Let’s think about that for a minute more. What would an oracle for the truth value of Σ1 sentences be like? One thing that would work is if we could run E(Φ) “to infinity” and see if it ever finds an example, and if not, then return False. So perhaps an infinite-time Turing machine would do the trick. Another way would be if we could simply ask whether E(Φ) ever halts! If it does, then ∃y (x > y) must be true, and if not, then it must be false.

So a halting oracle suffices to decide the truth values of Σ1 sentences! Same for Π1 sentences: we just ask if A(Φ) ever halts and return False if so, and True otherwise.

If we run the above program on a Turing machine equipped with a halting oracle, what will we get? Now we can evaluate the inner existential quantifier for any given value of x. So in particular, for x = 0, we will find that Ey (x > y) is false. We’ve found a counterexample, so our program will terminate and return False.

On the other hand, if our sentence was true, then we would be faced with the familiar feature of universal quantifiers: we’d run forever looking for a counterexample and never find one. So to determine that this sentence is true, we’d need an oracle for the halting problem for this new more powerful Turing machine!

Here’s a summary of what we have so far:

TM = Ordinary Turing Machine
TM2 = TM + oracle for TM
TM3 = TM + oracle for TM2

The table shows what type of machine suffices to decide the truth value of a sentence, depending on where on the arithmetic hierarchy the sentence falls and whether the sentence is true or false.

We’re now ready to generalize. In general, Σn sentences start with a block of existential quantifiers, and then alternate between blocks of existential and universal quantifiers n – 1 times before ending in a Σ0 sentence. Πn sentences start with a block of universal quantifiers, alternates quantifiers n – 1 times, and then ends in a Σ0 sentence.

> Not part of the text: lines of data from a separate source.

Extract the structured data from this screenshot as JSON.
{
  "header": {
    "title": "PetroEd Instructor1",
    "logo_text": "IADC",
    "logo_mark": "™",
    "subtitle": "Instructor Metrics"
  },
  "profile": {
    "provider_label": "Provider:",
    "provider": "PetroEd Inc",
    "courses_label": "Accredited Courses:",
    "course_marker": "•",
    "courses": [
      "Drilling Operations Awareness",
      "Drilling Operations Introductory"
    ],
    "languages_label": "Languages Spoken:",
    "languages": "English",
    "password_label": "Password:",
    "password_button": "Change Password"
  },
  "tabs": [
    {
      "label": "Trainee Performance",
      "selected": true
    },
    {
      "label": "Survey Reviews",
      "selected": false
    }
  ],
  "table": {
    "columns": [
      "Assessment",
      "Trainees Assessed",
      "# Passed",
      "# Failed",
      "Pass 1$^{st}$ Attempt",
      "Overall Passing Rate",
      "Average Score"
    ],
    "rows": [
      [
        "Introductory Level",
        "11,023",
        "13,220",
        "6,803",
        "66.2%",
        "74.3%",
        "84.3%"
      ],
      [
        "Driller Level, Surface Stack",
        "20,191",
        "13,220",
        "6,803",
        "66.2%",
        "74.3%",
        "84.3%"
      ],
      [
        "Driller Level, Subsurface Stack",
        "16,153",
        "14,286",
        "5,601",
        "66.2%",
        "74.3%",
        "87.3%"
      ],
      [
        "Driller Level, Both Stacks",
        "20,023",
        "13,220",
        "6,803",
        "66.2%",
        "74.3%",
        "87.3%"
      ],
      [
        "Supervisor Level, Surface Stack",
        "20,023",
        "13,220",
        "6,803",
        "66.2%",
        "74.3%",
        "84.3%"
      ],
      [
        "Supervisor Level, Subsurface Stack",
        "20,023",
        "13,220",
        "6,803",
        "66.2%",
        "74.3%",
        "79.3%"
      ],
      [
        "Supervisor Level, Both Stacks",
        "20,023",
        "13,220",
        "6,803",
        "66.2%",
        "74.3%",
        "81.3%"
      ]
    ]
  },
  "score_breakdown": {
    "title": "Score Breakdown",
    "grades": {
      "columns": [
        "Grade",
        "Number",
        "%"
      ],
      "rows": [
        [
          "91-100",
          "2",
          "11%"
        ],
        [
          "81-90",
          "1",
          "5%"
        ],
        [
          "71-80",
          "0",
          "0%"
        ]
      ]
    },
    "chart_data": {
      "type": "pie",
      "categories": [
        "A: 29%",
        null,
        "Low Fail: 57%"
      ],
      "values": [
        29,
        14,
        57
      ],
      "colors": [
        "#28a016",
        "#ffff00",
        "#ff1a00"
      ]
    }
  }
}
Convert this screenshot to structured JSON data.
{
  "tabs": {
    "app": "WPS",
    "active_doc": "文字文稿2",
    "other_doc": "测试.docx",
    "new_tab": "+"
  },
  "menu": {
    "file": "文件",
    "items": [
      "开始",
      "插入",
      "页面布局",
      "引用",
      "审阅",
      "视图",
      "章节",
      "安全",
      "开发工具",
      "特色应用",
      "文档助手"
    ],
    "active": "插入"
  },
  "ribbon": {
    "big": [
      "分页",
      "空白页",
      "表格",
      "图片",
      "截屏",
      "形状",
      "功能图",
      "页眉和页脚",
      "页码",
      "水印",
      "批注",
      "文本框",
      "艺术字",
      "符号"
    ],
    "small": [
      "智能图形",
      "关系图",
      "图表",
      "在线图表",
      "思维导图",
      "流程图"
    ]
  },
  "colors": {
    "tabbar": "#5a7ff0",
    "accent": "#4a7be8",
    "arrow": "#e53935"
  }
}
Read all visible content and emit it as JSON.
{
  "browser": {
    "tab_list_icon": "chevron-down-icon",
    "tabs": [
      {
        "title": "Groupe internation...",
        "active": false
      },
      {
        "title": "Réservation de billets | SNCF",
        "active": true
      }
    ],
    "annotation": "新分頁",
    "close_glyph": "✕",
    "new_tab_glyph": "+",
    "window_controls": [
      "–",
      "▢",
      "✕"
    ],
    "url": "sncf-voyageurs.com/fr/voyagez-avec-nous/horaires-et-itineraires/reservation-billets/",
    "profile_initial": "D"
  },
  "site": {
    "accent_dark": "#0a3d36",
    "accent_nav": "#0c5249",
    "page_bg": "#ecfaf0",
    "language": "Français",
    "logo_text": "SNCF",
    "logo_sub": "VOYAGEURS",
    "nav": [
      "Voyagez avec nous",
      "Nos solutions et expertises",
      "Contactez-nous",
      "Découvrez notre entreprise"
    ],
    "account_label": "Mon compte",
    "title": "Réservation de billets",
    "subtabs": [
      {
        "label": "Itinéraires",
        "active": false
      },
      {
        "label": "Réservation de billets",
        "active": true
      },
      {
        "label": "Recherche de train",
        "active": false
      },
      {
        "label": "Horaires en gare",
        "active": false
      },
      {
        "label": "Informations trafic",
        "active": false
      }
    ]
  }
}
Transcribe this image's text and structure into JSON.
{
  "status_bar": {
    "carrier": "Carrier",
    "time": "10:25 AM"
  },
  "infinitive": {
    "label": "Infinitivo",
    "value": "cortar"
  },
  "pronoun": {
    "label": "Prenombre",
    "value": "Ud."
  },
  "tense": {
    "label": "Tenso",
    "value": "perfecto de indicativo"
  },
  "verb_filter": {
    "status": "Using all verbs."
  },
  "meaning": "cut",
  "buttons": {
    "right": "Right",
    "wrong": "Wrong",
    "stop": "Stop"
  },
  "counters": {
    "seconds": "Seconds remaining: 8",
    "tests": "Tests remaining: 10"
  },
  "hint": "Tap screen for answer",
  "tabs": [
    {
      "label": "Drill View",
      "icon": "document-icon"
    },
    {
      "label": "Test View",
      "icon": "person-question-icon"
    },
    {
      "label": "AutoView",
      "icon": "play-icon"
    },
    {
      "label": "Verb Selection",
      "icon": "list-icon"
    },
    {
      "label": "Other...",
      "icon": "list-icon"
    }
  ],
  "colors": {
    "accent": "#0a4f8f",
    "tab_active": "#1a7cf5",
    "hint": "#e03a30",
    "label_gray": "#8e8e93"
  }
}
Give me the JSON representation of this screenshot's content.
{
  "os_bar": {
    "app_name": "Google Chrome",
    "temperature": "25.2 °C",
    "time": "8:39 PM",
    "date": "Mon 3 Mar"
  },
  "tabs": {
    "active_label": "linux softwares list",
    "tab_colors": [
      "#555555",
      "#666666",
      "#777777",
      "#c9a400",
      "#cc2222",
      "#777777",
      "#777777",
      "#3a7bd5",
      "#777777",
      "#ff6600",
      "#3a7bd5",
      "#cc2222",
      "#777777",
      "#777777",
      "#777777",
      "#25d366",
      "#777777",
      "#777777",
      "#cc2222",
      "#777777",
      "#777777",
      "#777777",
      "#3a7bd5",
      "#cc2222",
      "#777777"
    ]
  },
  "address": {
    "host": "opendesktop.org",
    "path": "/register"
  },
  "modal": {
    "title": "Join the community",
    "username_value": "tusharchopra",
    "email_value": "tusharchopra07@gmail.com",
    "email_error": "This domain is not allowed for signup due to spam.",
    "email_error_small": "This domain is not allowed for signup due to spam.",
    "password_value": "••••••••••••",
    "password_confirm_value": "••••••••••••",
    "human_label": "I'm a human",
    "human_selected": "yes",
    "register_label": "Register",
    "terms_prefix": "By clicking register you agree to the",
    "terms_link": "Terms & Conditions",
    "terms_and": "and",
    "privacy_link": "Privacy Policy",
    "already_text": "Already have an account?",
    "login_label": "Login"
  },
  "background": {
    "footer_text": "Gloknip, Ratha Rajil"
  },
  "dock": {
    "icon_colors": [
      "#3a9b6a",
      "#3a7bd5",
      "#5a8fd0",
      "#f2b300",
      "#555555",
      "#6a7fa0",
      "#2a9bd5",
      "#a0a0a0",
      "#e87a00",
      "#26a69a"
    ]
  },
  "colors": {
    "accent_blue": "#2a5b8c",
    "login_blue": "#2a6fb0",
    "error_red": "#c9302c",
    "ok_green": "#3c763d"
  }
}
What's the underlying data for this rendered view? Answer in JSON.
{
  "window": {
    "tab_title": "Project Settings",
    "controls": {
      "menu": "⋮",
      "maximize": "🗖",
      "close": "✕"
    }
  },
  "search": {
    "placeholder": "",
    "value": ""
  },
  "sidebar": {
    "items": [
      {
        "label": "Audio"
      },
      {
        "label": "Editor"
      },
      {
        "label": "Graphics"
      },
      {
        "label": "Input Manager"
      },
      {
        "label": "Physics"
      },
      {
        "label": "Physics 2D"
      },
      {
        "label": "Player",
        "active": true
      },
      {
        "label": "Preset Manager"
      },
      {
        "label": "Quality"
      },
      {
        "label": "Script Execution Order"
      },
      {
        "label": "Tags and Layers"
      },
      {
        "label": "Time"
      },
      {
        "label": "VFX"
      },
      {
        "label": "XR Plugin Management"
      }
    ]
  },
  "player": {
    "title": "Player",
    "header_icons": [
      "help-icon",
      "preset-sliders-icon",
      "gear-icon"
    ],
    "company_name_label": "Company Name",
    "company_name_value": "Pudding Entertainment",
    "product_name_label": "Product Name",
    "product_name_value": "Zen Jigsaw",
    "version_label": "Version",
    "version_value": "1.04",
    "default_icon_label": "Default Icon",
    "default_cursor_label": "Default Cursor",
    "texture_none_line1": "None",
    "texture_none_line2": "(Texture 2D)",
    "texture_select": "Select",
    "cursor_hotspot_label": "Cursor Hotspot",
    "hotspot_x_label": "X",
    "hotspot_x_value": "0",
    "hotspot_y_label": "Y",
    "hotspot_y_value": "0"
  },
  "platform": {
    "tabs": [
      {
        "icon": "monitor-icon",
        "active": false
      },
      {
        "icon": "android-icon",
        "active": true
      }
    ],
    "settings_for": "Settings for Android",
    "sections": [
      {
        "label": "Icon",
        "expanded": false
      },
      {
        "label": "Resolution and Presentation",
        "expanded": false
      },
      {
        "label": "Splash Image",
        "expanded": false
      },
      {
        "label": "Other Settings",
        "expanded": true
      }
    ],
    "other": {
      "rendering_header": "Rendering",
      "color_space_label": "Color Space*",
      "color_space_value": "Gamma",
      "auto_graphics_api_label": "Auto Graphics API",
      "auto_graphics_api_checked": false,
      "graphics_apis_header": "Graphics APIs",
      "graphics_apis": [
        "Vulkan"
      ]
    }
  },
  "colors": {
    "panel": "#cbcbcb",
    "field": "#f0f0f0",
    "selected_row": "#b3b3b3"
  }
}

And as you move up the arithmetic hierarchy, it requires more and more powerful halting oracles to decide whether sentences are true:

(TM = ordinary Turing machine, TMn+1 = TM + oracle for TMn)

If we define Σω to be the union of all the Σ classes in the hierarchy, and Πω the union of the Π classes, then deciding the truth value of Σω ⋃ Πω (the set of all arithmetic sentences) would require a TMω – a Turing machine with an oracle for TM, TM2, TM3, and so on. Thus the theory of true arithmetic (the set of all first-order sentences that are true of ℕ), is not only undecidable, it’s undecidable with a TM2, TM3, and TMn for every n ∈ ℕ. At every level of the arithmetic hierarchy, we get new sentences that are essentially on that level (not just sentences that are superficially on that level in light of their syntactic form, but sentences which, in their simplest possible logically equivalent form, lie on that level).

This gives some sense of just how hard math is. Just understanding the first-order truths of arithmetic requires an infinity of halting oracles, each more powerful than the last. And that says nothing about the second-order truths of arithmetic! That would require even stronger Turing machines than TMω – Turing machines that have halting oracles for TMω, and then TMs with oracles for that, and so on to unimaginable heights (just how high we must go is not currently known).